The move marks the latest effort by US President Donald Trump's administration to increase pressure on Cuba's government. Trump has repeatedly raised the prospect of bringing the economically struggling Caribbean nation under greater US influence.
Díaz-Canel has been Cuba's president since 2018, succeeding his political mentor Raúl Castro after rising through the ranks of the Communist Party. During his presidency, Cuba has faced one of its worst economic crises since the 1959 revolution, with recurring power outages and widespread shortages of basic goods.
Díaz-Canel: Sanctions are 'illegitimate'
Díaz-Canel called the sanctions "illegitimate," saying they aim to reinforce the embargo and make a conflict between Havana and Washington more likely. The Cuban president went on to say his country would resist the "imperialist onslaught."

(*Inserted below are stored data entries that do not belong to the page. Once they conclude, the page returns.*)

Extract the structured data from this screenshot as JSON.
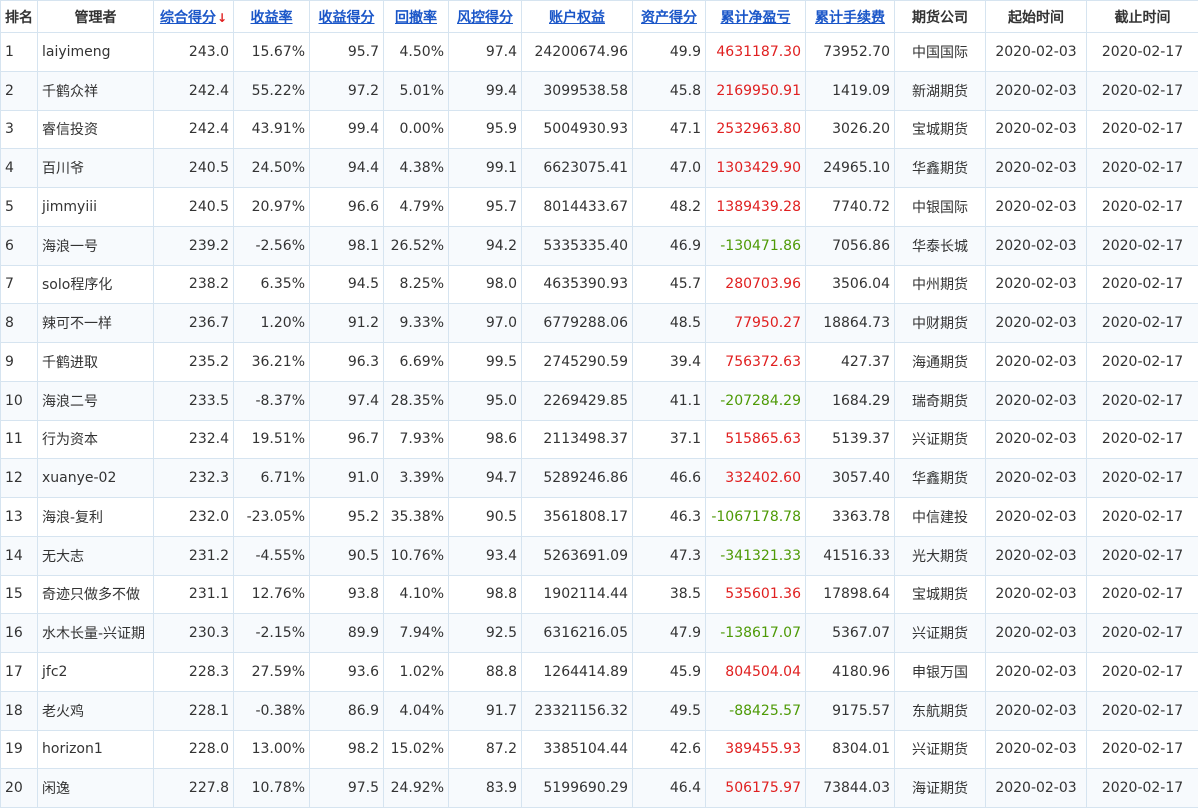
{
  "colors": {
    "accent_link": "#1a56c8",
    "positive": "#e02020",
    "negative": "#4e9a06",
    "border": "#d6e4f0"
  },
  "headers": [
    {
      "key": "rank",
      "label": "排名",
      "sortable": false
    },
    {
      "key": "manager",
      "label": "管理者",
      "sortable": false
    },
    {
      "key": "score",
      "label": "综合得分",
      "sortable": true,
      "sort_indicator": "↓"
    },
    {
      "key": "return",
      "label": "收益率",
      "sortable": true
    },
    {
      "key": "return_score",
      "label": "收益得分",
      "sortable": true
    },
    {
      "key": "drawdown",
      "label": "回撤率",
      "sortable": true
    },
    {
      "key": "risk_score",
      "label": "风控得分",
      "sortable": true
    },
    {
      "key": "equity",
      "label": "账户权益",
      "sortable": true
    },
    {
      "key": "asset_score",
      "label": "资产得分",
      "sortable": true
    },
    {
      "key": "pnl",
      "label": "累计净盈亏",
      "sortable": true
    },
    {
      "key": "fees",
      "label": "累计手续费",
      "sortable": true
    },
    {
      "key": "company",
      "label": "期货公司",
      "sortable": false
    },
    {
      "key": "start",
      "label": "起始时间",
      "sortable": false
    },
    {
      "key": "end",
      "label": "截止时间",
      "sortable": false
    }
  ],
  "rows": [
    {
      "rank": "1",
      "manager": "laiyimeng",
      "score": "243.0",
      "return": "15.67%",
      "return_score": "95.7",
      "drawdown": "4.50%",
      "risk_score": "97.4",
      "equity": "24200674.96",
      "asset_score": "49.9",
      "pnl": "4631187.30",
      "fees": "73952.70",
      "company": "中国国际",
      "start": "2020-02-03",
      "end": "2020-02-17"
    },
    {
      "rank": "2",
      "manager": "千鹤众祥",
      "score": "242.4",
      "return": "55.22%",
      "return_score": "97.2",
      "drawdown": "5.01%",
      "risk_score": "99.4",
      "equity": "3099538.58",
      "asset_score": "45.8",
      "pnl": "2169950.91",
      "fees": "1419.09",
      "company": "新湖期货",
      "start": "2020-02-03",
      "end": "2020-02-17"
    },
    {
      "rank": "3",
      "manager": "睿信投资",
      "score": "242.4",
      "return": "43.91%",
      "return_score": "99.4",
      "drawdown": "0.00%",
      "risk_score": "95.9",
      "equity": "5004930.93",
      "asset_score": "47.1",
      "pnl": "2532963.80",
      "fees": "3026.20",
      "company": "宝城期货",
      "start": "2020-02-03",
      "end": "2020-02-17"
    },
    {
      "rank": "4",
      "manager": "百川爷",
      "score": "240.5",
      "return": "24.50%",
      "return_score": "94.4",
      "drawdown": "4.38%",
      "risk_score": "99.1",
      "equity": "6623075.41",
      "asset_score": "47.0",
      "pnl": "1303429.90",
      "fees": "24965.10",
      "company": "华鑫期货",
      "start": "2020-02-03",
      "end": "2020-02-17"
    },
    {
      "rank": "5",
      "manager": "jimmyiii",
      "score": "240.5",
      "return": "20.97%",
      "return_score": "96.6",
      "drawdown": "4.79%",
      "risk_score": "95.7",
      "equity": "8014433.67",
      "asset_score": "48.2",
      "pnl": "1389439.28",
      "fees": "7740.72",
      "company": "中银国际",
      "start": "2020-02-03",
      "end": "2020-02-17"
    },
    {
      "rank": "6",
      "manager": "海浪一号",
      "score": "239.2",
      "return": "-2.56%",
      "return_score": "98.1",
      "drawdown": "26.52%",
      "risk_score": "94.2",
      "equity": "5335335.40",
      "asset_score": "46.9",
      "pnl": "-130471.86",
      "fees": "7056.86",
      "company": "华泰长城",
      "start": "2020-02-03",
      "end": "2020-02-17"
    },
    {
      "rank": "7",
      "manager": "solo程序化",
      "score": "238.2",
      "return": "6.35%",
      "return_score": "94.5",
      "drawdown": "8.25%",
      "risk_score": "98.0",
      "equity": "4635390.93",
      "asset_score": "45.7",
      "pnl": "280703.96",
      "fees": "3506.04",
      "company": "中州期货",
      "start": "2020-02-03",
      "end": "2020-02-17"
    },
    {
      "rank": "8",
      "manager": "辣可不一样",
      "score": "236.7",
      "return": "1.20%",
      "return_score": "91.2",
      "drawdown": "9.33%",
      "risk_score": "97.0",
      "equity": "6779288.06",
      "asset_score": "48.5",
      "pnl": "77950.27",
      "fees": "18864.73",
      "company": "中财期货",
      "start": "2020-02-03",
      "end": "2020-02-17"
    },
    {
      "rank": "9",
      "manager": "千鹤进取",
      "score": "235.2",
      "return": "36.21%",
      "return_score": "96.3",
      "drawdown": "6.69%",
      "risk_score": "99.5",
      "equity": "2745290.59",
      "asset_score": "39.4",
      "pnl": "756372.63",
      "fees": "427.37",
      "company": "海通期货",
      "start": "2020-02-03",
      "end": "2020-02-17"
    },
    {
      "rank": "10",
      "manager": "海浪二号",
      "score": "233.5",
      "return": "-8.37%",
      "return_score": "97.4",
      "drawdown": "28.35%",
      "risk_score": "95.0",
      "equity": "2269429.85",
      "asset_score": "41.1",
      "pnl": "-207284.29",
      "fees": "1684.29",
      "company": "瑞奇期货",
      "start": "2020-02-03",
      "end": "2020-02-17"
    },
    {
      "rank": "11",
      "manager": "行为资本",
      "score": "232.4",
      "return": "19.51%",
      "return_score": "96.7",
      "drawdown": "7.93%",
      "risk_score": "98.6",
      "equity": "2113498.37",
      "asset_score": "37.1",
      "pnl": "515865.63",
      "fees": "5139.37",
      "company": "兴证期货",
      "start": "2020-02-03",
      "end": "2020-02-17"
    },
    {
      "rank": "12",
      "manager": "xuanye-02",
      "score": "232.3",
      "return": "6.71%",
      "return_score": "91.0",
      "drawdown": "3.39%",
      "risk_score": "94.7",
      "equity": "5289246.86",
      "asset_score": "46.6",
      "pnl": "332402.60",
      "fees": "3057.40",
      "company": "华鑫期货",
      "start": "2020-02-03",
      "end": "2020-02-17"
    },
    {
      "rank": "13",
      "manager": "海浪-复利",
      "score": "232.0",
      "return": "-23.05%",
      "return_score": "95.2",
      "drawdown": "35.38%",
      "risk_score": "90.5",
      "equity": "3561808.17",
      "asset_score": "46.3",
      "pnl": "-1067178.78",
      "fees": "3363.78",
      "company": "中信建投",
      "start": "2020-02-03",
      "end": "2020-02-17"
    },
    {
      "rank": "14",
      "manager": "无大志",
      "score": "231.2",
      "return": "-4.55%",
      "return_score": "90.5",
      "drawdown": "10.76%",
      "risk_score": "93.4",
      "equity": "5263691.09",
      "asset_score": "47.3",
      "pnl": "-341321.33",
      "fees": "41516.33",
      "company": "光大期货",
      "start": "2020-02-03",
      "end": "2020-02-17"
    },
    {
      "rank": "15",
      "manager": "奇迹只做多不做",
      "score": "231.1",
      "return": "12.76%",
      "return_score": "93.8",
      "drawdown": "4.10%",
      "risk_score": "98.8",
      "equity": "1902114.44",
      "asset_score": "38.5",
      "pnl": "535601.36",
      "fees": "17898.64",
      "company": "宝城期货",
      "start": "2020-02-03",
      "end": "2020-02-17"
    },
    {
      "rank": "16",
      "manager": "水木长量-兴证期",
      "score": "230.3",
      "return": "-2.15%",
      "return_score": "89.9",
      "drawdown": "7.94%",
      "risk_score": "92.5",
      "equity": "6316216.05",
      "asset_score": "47.9",
      "pnl": "-138617.07",
      "fees": "5367.07",
      "company": "兴证期货",
      "start": "2020-02-03",
      "end": "2020-02-17"
    },
    {
      "rank": "17",
      "manager": "jfc2",
      "score": "228.3",
      "return": "27.59%",
      "return_score": "93.6",
      "drawdown": "1.02%",
      "risk_score": "88.8",
      "equity": "1264414.89",
      "asset_score": "45.9",
      "pnl": "804504.04",
      "fees": "4180.96",
      "company": "申银万国",
      "start": "2020-02-03",
      "end": "2020-02-17"
    },
    {
      "rank": "18",
      "manager": "老火鸡",
      "score": "228.1",
      "return": "-0.38%",
      "return_score": "86.9",
      "drawdown": "4.04%",
      "risk_score": "91.7",
      "equity": "23321156.32",
      "asset_score": "49.5",
      "pnl": "-88425.57",
      "fees": "9175.57",
      "company": "东航期货",
      "start": "2020-02-03",
      "end": "2020-02-17"
    },
    {
      "rank": "19",
      "manager": "horizon1",
      "score": "228.0",
      "return": "13.00%",
      "return_score": "98.2",
      "drawdown": "15.02%",
      "risk_score": "87.2",
      "equity": "3385104.44",
      "asset_score": "42.6",
      "pnl": "389455.93",
      "fees": "8304.01",
      "company": "兴证期货",
      "start": "2020-02-03",
      "end": "2020-02-17"
    },
    {
      "rank": "20",
      "manager": "闲逸",
      "score": "227.8",
      "return": "10.78%",
      "return_score": "97.5",
      "drawdown": "24.92%",
      "risk_score": "83.9",
      "equity": "5199690.29",
      "asset_score": "46.4",
      "pnl": "506175.97",
      "fees": "73844.03",
      "company": "海证期货",
      "start": "2020-02-03",
      "end": "2020-02-17"
    }
  ]
}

Cuban Foreign Minister Bruno Rodríguez also condemned the sanctions, saying they were "the latest example of an interventionist strategy by the US aimed at portraying Cuba as a threat to US national security."
The US also imposed sanctions on Cuba's Defence Ministry, the Communist government's Committees for the Defence of the Revolution (CDR), which are local monitoring groups that also report counterrevolutionary activities, and several other entities. Critics of the Cuban government say the CDR, which operate in nearly every neighbourhood, function as a tool for monitoring political dissent.
US Secretary of State Marco Rubio defended the measures, writing on X that Cuba had for decades been "the world capital for radical left-wing terrorism." He said Washington was targeting the network that had enabled and financed what he called Cuba's subversive operations abroad.
Relations between Washington and Havana have been tense for decades. Tensions have increased further under Trump, whose administration has introduced additional sanctions and tightened restrictions on Cuba's oil supplies in an effort to force economic and political change on the island.